Why do legumes swell the belly? How to prevent the problem?

The consumption of legumes can cause annoying abdominal swelling: let’s see why and how to manage the problem.

Legumes represent a healthy and decidedly rich food choice from a nutritional point of view. They are, in fact, an excellent source of vegetable proteins, as well as complex carbohydrates and micronutrients.

However, according to a fairly widespread idea, legumes swell the belly, pushing consumers to choose other food categories. The basis of this adverse effect is the presence, in legumes, of specific sugary substances which, although they can bring benefits to human health, are therefore problematic for some subjects.

In the following paragraphs this topic will therefore be examined in depth, introducing some practical advice for managing this problem.

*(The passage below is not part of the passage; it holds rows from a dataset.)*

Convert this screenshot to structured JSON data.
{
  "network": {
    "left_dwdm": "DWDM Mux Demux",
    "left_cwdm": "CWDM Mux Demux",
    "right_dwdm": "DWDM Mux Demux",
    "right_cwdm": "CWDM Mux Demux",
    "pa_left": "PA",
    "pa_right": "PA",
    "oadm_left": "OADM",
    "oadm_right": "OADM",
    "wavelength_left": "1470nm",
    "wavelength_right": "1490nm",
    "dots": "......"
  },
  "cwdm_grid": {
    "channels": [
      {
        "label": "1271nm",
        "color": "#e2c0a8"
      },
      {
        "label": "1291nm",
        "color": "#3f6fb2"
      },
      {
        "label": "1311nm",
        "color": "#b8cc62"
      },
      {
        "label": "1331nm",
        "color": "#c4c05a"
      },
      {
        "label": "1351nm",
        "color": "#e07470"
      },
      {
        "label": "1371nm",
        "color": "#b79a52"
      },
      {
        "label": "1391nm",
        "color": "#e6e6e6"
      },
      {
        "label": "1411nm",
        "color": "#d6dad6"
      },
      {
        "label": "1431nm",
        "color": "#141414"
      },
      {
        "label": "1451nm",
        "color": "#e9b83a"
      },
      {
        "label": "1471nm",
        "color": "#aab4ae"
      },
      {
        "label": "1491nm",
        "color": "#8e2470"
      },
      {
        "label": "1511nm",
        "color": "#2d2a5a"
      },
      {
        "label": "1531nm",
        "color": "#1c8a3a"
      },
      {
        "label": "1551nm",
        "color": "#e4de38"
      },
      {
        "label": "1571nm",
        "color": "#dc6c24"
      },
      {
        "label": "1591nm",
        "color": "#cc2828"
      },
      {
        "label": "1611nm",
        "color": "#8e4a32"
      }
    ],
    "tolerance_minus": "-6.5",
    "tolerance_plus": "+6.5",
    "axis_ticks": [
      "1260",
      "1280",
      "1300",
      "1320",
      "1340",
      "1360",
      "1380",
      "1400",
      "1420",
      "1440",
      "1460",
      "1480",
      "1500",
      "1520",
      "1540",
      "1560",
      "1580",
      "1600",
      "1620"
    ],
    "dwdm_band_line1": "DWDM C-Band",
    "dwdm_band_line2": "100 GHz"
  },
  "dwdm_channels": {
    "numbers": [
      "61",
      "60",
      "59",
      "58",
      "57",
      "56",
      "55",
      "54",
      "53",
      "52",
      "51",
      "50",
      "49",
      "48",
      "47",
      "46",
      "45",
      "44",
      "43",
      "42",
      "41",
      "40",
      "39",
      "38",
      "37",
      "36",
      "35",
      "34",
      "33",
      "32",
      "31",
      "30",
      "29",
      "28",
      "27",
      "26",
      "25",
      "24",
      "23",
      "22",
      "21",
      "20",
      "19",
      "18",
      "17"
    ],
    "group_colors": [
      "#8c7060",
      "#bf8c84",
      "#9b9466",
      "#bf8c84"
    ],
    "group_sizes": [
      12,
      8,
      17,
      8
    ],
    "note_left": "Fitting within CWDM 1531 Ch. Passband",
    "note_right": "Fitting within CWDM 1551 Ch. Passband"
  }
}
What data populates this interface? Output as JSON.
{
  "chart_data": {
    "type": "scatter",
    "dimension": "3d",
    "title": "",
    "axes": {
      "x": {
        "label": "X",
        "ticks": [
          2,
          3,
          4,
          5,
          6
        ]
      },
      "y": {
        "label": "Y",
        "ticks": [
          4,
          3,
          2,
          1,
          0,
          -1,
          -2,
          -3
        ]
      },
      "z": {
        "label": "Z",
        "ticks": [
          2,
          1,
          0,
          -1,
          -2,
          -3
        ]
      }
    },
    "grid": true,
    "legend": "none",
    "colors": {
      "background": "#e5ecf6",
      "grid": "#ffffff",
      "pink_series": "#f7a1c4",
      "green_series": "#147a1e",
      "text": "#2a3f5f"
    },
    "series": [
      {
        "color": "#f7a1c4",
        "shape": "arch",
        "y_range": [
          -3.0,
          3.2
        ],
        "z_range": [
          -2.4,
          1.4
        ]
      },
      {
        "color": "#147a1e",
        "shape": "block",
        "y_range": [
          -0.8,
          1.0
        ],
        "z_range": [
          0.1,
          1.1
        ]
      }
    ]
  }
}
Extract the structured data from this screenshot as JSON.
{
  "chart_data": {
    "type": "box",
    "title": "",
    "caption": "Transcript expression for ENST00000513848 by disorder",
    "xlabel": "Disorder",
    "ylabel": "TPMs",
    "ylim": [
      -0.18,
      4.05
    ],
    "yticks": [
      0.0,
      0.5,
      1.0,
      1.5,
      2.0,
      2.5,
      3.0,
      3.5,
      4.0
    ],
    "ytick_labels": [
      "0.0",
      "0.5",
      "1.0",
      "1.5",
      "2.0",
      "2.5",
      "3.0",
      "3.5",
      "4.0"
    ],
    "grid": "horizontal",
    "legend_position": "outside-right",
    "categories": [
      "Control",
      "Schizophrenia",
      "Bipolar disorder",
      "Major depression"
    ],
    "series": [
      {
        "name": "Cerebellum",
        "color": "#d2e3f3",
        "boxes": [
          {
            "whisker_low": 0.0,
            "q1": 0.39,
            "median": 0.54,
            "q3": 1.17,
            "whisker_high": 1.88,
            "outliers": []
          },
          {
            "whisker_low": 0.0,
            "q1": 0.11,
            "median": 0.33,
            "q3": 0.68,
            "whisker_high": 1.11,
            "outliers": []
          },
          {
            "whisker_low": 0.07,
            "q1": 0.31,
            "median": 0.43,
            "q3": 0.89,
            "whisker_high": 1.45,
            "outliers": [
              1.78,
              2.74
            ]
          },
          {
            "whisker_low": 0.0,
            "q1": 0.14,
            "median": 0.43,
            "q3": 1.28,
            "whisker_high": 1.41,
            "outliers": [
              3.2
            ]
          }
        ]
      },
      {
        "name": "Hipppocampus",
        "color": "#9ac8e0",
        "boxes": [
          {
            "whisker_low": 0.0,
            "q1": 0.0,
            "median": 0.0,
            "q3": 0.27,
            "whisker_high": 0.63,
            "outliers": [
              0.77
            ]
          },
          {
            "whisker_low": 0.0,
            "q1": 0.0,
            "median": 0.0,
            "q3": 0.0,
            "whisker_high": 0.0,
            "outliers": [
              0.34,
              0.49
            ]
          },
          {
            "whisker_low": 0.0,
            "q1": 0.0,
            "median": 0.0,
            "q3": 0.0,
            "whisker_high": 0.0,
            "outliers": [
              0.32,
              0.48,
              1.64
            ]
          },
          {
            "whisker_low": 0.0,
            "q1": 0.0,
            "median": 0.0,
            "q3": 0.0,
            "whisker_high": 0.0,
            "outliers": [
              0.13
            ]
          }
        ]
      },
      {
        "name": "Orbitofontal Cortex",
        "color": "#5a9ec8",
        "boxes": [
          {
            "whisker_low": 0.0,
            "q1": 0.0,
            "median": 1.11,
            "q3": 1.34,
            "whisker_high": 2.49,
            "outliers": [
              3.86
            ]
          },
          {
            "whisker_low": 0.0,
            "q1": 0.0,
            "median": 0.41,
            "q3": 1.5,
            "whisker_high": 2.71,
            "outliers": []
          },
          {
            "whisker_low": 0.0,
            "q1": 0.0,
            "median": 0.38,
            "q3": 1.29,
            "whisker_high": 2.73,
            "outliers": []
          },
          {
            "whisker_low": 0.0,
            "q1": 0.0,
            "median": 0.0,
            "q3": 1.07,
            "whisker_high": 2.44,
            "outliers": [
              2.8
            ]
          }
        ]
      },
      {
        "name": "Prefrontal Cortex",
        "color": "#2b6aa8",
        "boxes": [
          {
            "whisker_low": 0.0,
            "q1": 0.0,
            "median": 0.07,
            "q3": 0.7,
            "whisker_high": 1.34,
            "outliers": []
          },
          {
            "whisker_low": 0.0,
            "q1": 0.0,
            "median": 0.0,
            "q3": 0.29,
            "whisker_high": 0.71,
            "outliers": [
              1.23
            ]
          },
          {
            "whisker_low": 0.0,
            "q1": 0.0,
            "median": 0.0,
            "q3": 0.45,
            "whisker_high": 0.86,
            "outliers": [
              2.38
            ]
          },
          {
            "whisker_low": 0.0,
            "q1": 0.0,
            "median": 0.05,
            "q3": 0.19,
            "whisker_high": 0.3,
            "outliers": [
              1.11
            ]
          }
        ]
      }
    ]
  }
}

Why do legumes swell the belly?

Let’s see, therefore, why legumes make the belly swell. More specifically, the consumption of legumes can cause meteorism, a condition associated with the accumulation of gas in the intestine and a swollen belly. The reason for this symptomatology, which turns out to be completely subjective, is to be attributed to specific substances contained in legumes and known as oligosaccharides (including the sugars raffinose and stachyose).

The human gastrointestinal tract is unable to break down these molecules, which therefore reach the colon as they are. Here, the oligosaccharides come into contact with the intestinal flora and are fermented by it. The fermentation process leads to the formation of gas, which accumulates in the intestine causing the unpleasant sensation of abdominal bloating.

What are the legumes that swell the belly the most?

Are there legumes that do not swell? What types of legumes to prefer for intestinal well-being? In general, legumes naturally endowed with cuticle are less manageable than peeled legumes, and therefore related to intestinal swelling to a greater extent.

As for the effects related to the specific types of legumes, borlotti beans, cannellini beans and chickpeas seem to be more associated with the annoyance in question, while the consumption of hulled red lentils is less problematic.

Does the legume pasta also swell?

More and more widespread in the context of local cuisine, the legume pasta is produced starting from the relative flours. Therefore, different and imaginative types of pasta are available on the market, such as red lentil fusilli, chickpea rigatoni, etc.

The consumption of legume pasta could be well tolerated by some subjects, as it could give rise, for other consumers, to the intestinal discomfort in question. Therefore, the rule of subjectivity also applies to legume pasta, which is well suited to the need to test different qualities and gradual quantities of this food.

How to prevent swelling caused by legumes

Once you have established the close link between the consumption of legumes and a swollen stomach, it may be useful to provide some indications on how to deal with the problem. In particular, the intestinal swelling resulting from the consumption of this food can be reduced by means of some expedients.

Since they are more digestible, it is preferable to opt for legumes that have already been peeled. Alternatively, it is possible to remove the peel of legumes as they are with the aid of a vegetable mill. The digestibility of legumes is also facilitated by the soaking and cooking phases, to which it is right to devote all the time necessary.

A further strategy to reduce the problem in question consists in the gradual consumption of legumes, both in qualitative and quantitative terms. In this regard, it may be useful to opt for peeled lentils, and then gradually move on to other types of lentils. As you go, you can vary the courses with chickpeas, cannellini beans and borlotti beans.

Similarly, it is preferable to start with the consumption of small quantities of legumes (two or three tablespoons), increasing the portions slightly and from time to time. In this way, the digestive system will be able to “get used” to legumes, and to “learn” to manage them, while limiting their adverse effects. In this context, the intestinal bacterial flora plays a crucial role, resulting in all respects re-educated.

Ultimately, it is well known how the fermentation processes, resulting from the consumption of legumes, can represent a problem to be taken into account in the daily diet. By following some simple strategies, it is however possible to consume this food, limiting, at the same time, the annoying formation of air in the belly.